Bank Alfalah emerged as the leading bank with highest disbursement of Rs3.3 billion followed by nine banks with disbursements of over Rs2 billion each. These include Meezan Bank, Bank Islami, National Bank, Standard Chartered Bank, HBFCL, United Bank, MCB Bank, Bank of Punjab and Habib Bank, said the statement.

Financing for housing and construction and particularly under MPMG witnessed impressive growth on the back of many enabling regulatory environments introduced after extensive consultation with stakeholders, the SBP noted.

Further, the SBP said it advised the banks to increase their housing and construction finance portfolios to at least 5 percent of their domestic private sector advances till December 2021, introducing a set of incentives and penalties to ensure compliance.
Riaz Haq said…
According to the World Bank’s Pakistan Development Update, released today, while economic activity maintained its momentum during July-December 2021, high demand pressures and rising global commodity prices led to double-digit inflation and a sharp rise in the import bill during this period. These developments have had an adverse impact on the rupee. Moreover, long-standing structural weaknesses of the economy including low investment, low exports, and low productivity growth pose risks to a sustained recovery.,policy%20challenges%20faced%20by%20countries.

The report highlights that with economic recovery and improved labor market conditions, poverty—measured at the lower middle-income class poverty line of $3.20 Purchasing Power Parity 2011 per day—declined from 37 percent in FY20 to 34 percent in FY21. However, rising food and energy prices are expected to decrease the real purchasing power of households, disproportionally affecting poor and vulnerable households that spend a larger share of their budget on these items.

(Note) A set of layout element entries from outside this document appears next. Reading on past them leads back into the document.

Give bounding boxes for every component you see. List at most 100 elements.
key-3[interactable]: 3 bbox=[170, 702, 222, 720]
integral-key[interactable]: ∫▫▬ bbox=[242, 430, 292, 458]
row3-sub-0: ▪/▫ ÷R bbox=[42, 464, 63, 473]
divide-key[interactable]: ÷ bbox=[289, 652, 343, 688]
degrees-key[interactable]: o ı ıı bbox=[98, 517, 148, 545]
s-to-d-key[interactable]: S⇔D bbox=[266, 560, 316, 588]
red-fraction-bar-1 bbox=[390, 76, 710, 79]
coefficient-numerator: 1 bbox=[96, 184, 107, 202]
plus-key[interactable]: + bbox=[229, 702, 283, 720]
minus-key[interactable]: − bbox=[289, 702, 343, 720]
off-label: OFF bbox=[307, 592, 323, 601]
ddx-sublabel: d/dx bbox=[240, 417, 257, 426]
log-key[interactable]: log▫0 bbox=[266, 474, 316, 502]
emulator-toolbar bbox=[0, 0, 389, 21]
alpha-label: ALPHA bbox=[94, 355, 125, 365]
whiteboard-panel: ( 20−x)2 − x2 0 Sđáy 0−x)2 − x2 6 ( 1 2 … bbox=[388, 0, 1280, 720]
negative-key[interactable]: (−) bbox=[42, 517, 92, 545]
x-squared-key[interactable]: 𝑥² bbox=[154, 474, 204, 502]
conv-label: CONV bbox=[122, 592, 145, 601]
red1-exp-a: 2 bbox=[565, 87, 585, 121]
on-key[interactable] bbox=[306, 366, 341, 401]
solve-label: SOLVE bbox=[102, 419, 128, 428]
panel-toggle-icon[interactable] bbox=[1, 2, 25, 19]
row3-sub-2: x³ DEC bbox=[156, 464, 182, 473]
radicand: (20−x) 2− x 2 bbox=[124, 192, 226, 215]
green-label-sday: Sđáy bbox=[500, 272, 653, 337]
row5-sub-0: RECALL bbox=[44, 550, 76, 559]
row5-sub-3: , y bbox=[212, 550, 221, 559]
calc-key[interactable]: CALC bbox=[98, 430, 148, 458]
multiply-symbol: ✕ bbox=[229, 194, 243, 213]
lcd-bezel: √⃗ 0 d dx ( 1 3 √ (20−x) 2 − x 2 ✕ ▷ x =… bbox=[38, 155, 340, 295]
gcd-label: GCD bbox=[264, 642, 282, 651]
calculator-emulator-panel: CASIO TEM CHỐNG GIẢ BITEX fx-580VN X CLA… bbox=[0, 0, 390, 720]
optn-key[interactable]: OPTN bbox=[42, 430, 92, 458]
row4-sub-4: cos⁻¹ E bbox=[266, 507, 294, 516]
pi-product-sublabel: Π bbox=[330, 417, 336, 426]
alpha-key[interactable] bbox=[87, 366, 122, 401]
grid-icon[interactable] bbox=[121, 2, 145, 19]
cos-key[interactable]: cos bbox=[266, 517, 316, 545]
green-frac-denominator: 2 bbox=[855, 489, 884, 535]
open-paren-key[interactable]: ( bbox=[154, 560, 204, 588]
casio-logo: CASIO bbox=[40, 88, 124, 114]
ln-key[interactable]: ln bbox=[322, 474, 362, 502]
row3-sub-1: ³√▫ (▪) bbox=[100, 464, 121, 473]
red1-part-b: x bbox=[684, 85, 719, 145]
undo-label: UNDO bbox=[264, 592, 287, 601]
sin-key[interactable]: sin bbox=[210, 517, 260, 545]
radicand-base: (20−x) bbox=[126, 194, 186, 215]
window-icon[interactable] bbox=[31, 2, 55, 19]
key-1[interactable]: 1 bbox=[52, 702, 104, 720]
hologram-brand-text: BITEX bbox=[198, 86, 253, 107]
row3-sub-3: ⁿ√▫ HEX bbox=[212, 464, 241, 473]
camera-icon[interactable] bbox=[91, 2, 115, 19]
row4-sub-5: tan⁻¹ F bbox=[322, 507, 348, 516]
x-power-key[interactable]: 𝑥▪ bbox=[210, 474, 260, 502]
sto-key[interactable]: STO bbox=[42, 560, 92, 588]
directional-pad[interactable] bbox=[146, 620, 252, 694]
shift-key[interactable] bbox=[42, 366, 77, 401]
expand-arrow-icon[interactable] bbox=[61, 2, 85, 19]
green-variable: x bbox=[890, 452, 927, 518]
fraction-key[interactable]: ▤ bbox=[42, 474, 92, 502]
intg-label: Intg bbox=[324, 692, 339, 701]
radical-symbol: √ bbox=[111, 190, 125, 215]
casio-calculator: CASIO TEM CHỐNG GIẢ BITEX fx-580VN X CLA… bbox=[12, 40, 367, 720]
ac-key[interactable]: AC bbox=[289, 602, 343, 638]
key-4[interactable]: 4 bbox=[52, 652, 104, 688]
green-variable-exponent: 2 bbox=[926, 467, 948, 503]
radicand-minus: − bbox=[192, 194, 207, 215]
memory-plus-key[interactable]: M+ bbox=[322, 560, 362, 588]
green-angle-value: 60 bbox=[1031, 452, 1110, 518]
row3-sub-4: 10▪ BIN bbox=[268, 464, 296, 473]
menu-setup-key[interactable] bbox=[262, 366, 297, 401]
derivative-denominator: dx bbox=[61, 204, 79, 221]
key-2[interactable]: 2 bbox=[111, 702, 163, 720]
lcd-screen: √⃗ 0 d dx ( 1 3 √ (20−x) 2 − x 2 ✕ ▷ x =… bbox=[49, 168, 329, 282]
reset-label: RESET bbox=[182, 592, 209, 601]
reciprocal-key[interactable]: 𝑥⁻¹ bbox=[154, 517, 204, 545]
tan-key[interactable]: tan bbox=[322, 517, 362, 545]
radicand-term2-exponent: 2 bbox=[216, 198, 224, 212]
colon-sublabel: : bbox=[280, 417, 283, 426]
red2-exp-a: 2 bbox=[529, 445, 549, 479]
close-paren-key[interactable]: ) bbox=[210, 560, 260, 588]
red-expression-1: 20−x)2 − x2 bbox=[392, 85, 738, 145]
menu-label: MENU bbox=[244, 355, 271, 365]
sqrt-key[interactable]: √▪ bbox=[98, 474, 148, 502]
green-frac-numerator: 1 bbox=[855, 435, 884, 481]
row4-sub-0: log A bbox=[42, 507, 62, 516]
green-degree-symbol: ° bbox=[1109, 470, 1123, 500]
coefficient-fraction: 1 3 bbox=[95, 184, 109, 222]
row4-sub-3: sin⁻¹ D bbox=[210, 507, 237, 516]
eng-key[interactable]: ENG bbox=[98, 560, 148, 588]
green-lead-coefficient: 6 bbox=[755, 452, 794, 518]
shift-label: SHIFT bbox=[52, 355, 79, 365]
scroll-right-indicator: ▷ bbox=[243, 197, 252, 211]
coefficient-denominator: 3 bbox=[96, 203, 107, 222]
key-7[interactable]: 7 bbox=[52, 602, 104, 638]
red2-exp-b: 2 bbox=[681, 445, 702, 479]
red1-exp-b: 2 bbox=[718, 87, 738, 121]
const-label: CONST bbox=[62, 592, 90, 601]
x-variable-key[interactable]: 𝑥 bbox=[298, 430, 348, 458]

“Pakistan’s economic recovery after the COVID-19 crisis indicates that the country has enormous potential to overcome challenging economic situations,” said Najy Benhassine, World Bank Country Director for Pakistan. “However, sustaining the economic recovery requires addressing long-standing structural weaknesses of the economy and boosting private sector investment, exports and productivity.”

On the back of high base affects and recent monetary tightening, real GDP growth is expected to moderate to 4.3 and 4.0 percent in FY22 and FY23, respectively. Thereafter, economic growth is projected to slightly recover to 4.2 percent in FY24, provided that structural reforms to support fiscal sustainability and macroeconomic stability are implemented rapidly, and that global inflationary pressures dissipate.

However, the macroeconomic risks remain very high. These include tighter global financing conditions, potential further increases in world energy prices, and the possible risk of a return of stringent COVID-19-related mobility restrictions. Domestically, political uncertainty and policy reform slippages can also lead to protracted macroeconomic imbalances.

“To mitigate immediate macroeconomic risks, the Government should focus on containing the fiscal deficit at a level which ensures debt sustainability, closely coordinate fiscal and monetary policy, and retain exchange rate flexibility,” said Zehra Aslam, the lead author of the report.

The special section of the report focuses on financial intermediation and how to increase financing to the real economy by addressing structural impediments impacting the demand and supply of finance, including in credit markets. These impediments include extensive government borrowing from the financial sector that crowds out supply of credit to the private sector and deepens the sovereign-bank nexus. Intermediation is further limited by low domestic savings, and underdeveloped capital markets. Overall financial inclusion remains low, but good progress has been made to enhance it through ongoing digital innovations. Resolving these constraints in the medium to long term requires concerted efforts by the government, regulators, and other stakeholders.